Database of Police Outcomes May Be First Step to Reduce Racial Bias

January 21, 2021

Not only are black people more likely than white people to be stopped by police, but new research in Policy Insights from the Behavioral and Brain Sciences documents that the darker you are, the more likely you are to be shot.

Conversely white people with very white skin are less likely to have force used against them.  “Whiteness serve(s) as a protective factor,” Kimberly Barsamian Kahn and Karin D. Martin explain in “The Social Psychology of Racially Biased Policing: Evidence-Based Policy Responses.”

Communities nationwide are trying various strategies to combat the inherent bias and stereotyping that not only target black people but also can cause perpetrators to deny feelings of pain experienced by minorities, such as Freddie Gray, who had his spinal cord broken while in police transport, and George Floyd, who died as a white officer kneeled on his throat. 

While these strategies–community policing, body cameras, officer training on biases, etc.–have the potential to lead to better police outcomes, a key ingredient still is needed: a national database of policing outcomes. 

Without comprehensive data, any efforts at reforming police behaviors are compromised.

According to the researchers, the latest effort to create such a database could come through passage of the “George Floyd Justice in Policing Act of 2020,” a bill introduced by the U.S. House of Representatives.  The bill not only recommends cameras and other strategies that have shown promise, but it also adds the creation of a national, coordinated effort to collect and analyze police use of force.

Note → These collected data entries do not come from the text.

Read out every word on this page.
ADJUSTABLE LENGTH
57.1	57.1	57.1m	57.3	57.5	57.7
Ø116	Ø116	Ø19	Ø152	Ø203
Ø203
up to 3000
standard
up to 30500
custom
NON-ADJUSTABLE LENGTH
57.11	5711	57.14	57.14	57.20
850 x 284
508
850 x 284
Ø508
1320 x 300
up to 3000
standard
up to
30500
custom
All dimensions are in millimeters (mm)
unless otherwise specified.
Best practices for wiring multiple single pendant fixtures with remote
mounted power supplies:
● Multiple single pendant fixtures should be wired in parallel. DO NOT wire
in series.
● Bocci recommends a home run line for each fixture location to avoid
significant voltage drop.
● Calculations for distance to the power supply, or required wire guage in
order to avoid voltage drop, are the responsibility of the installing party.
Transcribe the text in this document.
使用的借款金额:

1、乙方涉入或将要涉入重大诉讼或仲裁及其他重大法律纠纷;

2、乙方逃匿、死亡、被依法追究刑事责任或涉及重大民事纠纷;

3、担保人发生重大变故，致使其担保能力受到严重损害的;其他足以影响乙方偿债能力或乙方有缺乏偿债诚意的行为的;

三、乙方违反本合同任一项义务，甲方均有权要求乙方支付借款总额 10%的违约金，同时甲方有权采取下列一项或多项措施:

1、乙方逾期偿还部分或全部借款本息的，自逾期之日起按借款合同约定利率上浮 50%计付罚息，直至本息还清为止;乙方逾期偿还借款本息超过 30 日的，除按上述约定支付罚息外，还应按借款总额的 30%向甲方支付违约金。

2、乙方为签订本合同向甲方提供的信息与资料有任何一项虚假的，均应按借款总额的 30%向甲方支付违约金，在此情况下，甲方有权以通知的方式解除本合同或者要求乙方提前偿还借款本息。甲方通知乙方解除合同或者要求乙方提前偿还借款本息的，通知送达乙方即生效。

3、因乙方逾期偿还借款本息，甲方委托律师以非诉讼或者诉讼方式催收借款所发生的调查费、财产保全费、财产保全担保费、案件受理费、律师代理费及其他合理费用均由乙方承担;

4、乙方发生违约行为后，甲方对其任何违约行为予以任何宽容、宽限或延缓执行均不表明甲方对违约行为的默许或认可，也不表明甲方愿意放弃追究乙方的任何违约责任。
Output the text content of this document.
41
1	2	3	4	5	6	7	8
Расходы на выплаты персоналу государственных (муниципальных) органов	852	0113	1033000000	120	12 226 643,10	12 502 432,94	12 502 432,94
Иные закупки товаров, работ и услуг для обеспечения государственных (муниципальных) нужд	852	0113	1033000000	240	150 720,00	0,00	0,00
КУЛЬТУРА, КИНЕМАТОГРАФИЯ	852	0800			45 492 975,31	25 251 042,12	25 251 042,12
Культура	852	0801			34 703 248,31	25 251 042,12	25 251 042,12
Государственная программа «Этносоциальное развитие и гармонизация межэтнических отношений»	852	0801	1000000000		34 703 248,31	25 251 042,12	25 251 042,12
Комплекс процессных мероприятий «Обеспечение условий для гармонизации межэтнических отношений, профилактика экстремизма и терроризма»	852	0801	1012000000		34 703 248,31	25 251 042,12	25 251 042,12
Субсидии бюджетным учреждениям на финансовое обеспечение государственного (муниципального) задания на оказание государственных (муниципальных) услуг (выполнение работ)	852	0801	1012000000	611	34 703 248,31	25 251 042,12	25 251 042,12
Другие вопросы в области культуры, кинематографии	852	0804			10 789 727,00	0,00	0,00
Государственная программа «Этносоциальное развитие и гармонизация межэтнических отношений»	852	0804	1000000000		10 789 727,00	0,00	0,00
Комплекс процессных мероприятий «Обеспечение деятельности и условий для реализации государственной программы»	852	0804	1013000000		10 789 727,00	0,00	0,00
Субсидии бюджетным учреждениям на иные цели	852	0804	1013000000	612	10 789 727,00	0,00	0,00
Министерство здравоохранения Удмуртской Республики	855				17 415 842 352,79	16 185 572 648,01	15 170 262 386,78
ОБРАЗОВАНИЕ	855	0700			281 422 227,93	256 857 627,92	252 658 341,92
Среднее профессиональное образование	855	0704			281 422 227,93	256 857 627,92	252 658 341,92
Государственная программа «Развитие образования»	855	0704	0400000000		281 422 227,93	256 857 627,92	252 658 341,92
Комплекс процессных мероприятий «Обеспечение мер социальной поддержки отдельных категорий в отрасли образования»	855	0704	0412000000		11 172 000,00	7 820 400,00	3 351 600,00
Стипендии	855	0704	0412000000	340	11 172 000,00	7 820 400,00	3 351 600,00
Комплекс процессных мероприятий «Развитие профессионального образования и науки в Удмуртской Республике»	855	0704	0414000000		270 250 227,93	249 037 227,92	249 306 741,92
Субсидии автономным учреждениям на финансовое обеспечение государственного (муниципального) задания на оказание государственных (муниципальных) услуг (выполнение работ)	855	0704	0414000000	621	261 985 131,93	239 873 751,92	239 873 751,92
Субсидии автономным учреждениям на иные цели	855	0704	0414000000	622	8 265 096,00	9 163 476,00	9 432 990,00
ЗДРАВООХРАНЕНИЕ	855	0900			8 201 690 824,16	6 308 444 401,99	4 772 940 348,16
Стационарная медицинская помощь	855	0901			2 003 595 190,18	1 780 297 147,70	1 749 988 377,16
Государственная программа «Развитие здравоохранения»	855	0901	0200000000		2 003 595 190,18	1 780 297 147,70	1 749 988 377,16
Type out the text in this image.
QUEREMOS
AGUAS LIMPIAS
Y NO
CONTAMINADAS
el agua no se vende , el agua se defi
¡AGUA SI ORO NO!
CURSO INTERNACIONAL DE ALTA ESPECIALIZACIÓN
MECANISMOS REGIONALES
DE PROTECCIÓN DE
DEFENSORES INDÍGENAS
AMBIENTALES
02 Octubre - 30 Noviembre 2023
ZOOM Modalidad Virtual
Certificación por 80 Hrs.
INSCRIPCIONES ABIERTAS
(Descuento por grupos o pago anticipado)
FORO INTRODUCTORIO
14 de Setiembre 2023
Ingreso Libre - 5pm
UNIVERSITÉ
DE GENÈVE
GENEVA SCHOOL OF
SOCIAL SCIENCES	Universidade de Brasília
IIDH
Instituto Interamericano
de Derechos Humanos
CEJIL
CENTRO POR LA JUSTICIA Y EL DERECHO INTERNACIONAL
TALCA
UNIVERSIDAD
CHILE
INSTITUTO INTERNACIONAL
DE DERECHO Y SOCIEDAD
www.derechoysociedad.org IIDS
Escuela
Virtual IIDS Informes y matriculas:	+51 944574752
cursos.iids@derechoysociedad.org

Such a database “would significantly aid in assessing, and addressing, racial biases in police outcomes,” the researchers state.

Federal efforts to create a comprehensive database, thus far unsuccessful, include the 2014 reauthorization of the Death in Custody Reporting Act of 2000.  The act requires states to provide quarterly reports of anyone incarcerated or in police custody, but the extent of compliance “remains unclear,” according to the research.

The Bureau of Justice Statistics, through what the researchers describe as a “laborious process,” also attempted to generate data on deaths in custody.  Among other findings, they learned that during a three-month period, the media reported 377 deaths while law enforcement agencies reported 48.

The latest attempt, the George Floyd Act, would institute the much-needed, comprehensive, nationwide database; it also would create a National Police Misconduct Registry to reduce the rehiring of problematic officers, and it would ban “no knock” warrants, which occurred in the death of Breonna Taylor, and tactics such as the choke hold that killed Floyd.

The bill also would require the use of body cameras, police training on implicit bias and other strategies that, collectively, “all…have the potential to reduce bias if they are enacted and enforced.”